According to Urban Dictionary, toxic masculinity can be defined as the harmful and “socially-constructed attitudes that men are expected to be: violent, unemotional, sexually aggressive, etc.” And while you’ve probably also heard the phrase ardently dismissed as a Feminist(TM) agenda to destroy #AllMen, toxic masculinity is not to be mistaken as a means to lump the identities and expressions of men into a single monolith (i.e. toxic masculine behavior is not synonymous with being a man, y’all).

“The problem isn’t about gender, genitalia or identity,” The Good Men Project explains. Instead, it’s about the dangerous actions society too often allows and dismisses because of what it “means” to “be a man.”

In a piece titled “More Men Should Learn the Difference Between Masculinity and Toxic Masculinity,” HuffPost contributor Ryan Douglass goes on to explain how toxic masculinity is built on sexual conquest and violence, “qualities men regale as manly and virtuous.”

“If sex and aggression are the measuring sticks of manhood, it’s no wonder rape education remains a conversation of what women should be doing to not get raped rather than what men should be doing, which is not raping,” he writes.

Another way to break down toxic masculinity is by examining the ways in which patriarchal society denies “unmasculine” characteristics by pressuring men to suppress “feminine” habits. For example, hobbies such as cooking and cleaning are deemed unacceptable among some men, while openly displaying vulnerability and expressing emotion are viewed as signs of weakness among others.
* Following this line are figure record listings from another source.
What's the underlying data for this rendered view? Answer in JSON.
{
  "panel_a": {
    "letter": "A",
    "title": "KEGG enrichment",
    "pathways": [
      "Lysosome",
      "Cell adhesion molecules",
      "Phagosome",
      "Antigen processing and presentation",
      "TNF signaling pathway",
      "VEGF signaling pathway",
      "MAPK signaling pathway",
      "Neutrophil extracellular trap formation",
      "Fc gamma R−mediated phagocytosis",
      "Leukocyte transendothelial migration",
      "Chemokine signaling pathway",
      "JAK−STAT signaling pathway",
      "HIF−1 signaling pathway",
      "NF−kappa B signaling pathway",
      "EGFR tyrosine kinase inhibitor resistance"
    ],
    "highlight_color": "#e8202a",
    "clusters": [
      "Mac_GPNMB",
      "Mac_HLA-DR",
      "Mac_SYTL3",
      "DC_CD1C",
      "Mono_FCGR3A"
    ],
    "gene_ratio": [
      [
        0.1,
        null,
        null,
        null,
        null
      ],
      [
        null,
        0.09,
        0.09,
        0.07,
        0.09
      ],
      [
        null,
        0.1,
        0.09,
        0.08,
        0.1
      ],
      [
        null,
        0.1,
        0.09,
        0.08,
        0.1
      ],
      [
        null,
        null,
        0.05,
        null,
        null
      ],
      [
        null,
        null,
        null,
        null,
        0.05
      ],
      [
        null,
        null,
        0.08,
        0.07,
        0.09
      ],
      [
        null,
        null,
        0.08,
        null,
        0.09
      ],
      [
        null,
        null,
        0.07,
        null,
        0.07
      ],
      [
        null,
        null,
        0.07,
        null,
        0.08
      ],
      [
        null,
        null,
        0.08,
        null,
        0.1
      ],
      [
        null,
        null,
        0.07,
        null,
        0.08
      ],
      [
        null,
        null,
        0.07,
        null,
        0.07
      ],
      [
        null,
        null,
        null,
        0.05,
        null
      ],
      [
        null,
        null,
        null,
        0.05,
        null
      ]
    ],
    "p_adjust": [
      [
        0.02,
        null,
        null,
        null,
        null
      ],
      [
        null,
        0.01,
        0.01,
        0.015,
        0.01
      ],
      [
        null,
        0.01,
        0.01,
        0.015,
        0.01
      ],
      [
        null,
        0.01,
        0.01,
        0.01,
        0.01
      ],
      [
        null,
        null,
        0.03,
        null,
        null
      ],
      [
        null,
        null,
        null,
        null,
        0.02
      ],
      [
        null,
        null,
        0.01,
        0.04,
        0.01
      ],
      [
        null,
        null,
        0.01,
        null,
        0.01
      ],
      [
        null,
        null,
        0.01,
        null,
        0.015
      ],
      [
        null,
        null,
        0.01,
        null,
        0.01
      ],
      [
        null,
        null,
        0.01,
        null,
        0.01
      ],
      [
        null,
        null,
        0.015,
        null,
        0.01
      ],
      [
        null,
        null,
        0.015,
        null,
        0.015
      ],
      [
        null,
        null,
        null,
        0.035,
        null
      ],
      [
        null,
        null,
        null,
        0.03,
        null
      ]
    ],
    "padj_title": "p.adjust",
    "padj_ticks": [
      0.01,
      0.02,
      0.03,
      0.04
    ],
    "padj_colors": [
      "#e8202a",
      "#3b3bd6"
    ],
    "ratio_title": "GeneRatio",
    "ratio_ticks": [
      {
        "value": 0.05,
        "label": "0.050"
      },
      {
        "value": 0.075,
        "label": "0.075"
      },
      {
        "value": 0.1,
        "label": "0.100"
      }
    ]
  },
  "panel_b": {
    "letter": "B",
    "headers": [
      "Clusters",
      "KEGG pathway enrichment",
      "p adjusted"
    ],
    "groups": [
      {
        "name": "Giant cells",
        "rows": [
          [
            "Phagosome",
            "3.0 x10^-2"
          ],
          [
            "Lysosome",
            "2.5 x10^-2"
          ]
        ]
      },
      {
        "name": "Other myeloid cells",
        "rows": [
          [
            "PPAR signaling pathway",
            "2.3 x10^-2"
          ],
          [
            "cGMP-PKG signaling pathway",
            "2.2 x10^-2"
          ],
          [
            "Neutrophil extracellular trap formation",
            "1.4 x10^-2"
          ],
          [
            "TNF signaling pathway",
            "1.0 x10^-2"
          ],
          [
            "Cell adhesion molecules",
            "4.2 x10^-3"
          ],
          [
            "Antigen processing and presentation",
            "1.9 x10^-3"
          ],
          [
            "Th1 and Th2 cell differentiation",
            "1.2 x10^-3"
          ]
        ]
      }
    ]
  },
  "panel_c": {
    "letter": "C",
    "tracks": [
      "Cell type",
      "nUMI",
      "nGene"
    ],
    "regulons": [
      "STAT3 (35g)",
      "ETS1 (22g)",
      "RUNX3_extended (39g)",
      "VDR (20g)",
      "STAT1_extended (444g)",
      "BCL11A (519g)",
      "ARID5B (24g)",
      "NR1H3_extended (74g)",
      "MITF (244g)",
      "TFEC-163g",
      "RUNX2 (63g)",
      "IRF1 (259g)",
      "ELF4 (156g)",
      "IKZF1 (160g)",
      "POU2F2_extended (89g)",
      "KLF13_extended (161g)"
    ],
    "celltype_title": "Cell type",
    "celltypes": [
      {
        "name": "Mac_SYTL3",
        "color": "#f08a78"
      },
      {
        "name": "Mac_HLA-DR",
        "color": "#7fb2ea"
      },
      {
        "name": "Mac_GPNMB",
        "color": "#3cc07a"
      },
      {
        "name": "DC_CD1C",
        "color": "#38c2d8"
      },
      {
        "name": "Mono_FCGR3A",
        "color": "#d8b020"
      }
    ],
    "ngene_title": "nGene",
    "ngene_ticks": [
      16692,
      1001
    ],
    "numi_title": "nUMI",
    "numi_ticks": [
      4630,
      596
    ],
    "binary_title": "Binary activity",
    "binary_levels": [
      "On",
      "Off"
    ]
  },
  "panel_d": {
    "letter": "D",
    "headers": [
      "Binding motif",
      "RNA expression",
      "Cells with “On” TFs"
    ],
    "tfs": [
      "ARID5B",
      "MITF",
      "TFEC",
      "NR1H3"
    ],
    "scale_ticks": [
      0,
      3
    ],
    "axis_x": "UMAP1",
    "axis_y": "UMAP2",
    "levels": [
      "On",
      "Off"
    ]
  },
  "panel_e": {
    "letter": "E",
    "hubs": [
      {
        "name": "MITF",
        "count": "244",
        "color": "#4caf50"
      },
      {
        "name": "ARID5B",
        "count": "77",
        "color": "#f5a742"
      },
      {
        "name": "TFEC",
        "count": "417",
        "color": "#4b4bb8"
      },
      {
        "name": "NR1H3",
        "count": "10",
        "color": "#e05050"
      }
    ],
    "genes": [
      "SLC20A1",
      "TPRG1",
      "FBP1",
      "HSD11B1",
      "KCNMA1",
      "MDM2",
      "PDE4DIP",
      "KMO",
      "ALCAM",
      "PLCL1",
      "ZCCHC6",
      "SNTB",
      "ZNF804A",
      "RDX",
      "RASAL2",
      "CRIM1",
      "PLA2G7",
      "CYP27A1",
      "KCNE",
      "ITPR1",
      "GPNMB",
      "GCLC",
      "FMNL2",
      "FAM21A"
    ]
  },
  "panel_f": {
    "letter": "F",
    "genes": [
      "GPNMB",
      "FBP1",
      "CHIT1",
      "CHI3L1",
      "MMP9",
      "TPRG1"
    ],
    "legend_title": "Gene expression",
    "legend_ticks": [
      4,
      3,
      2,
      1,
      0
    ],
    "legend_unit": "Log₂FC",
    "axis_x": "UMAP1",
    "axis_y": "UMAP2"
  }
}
Examples of “toxic masculinity” used in a sentence:

  1. The election of the 45th president of the United States is a relevant example of how racism has joined hands with toxic masculinity to plague an entire nation’s psychology.
  2. Toxic masculinity is detrimental to both men and the people around them.
  3. Until the destructive beliefs that constitute toxic masculinity are deconstructed and eradicated, society will continue to perpetuate noxious ideals.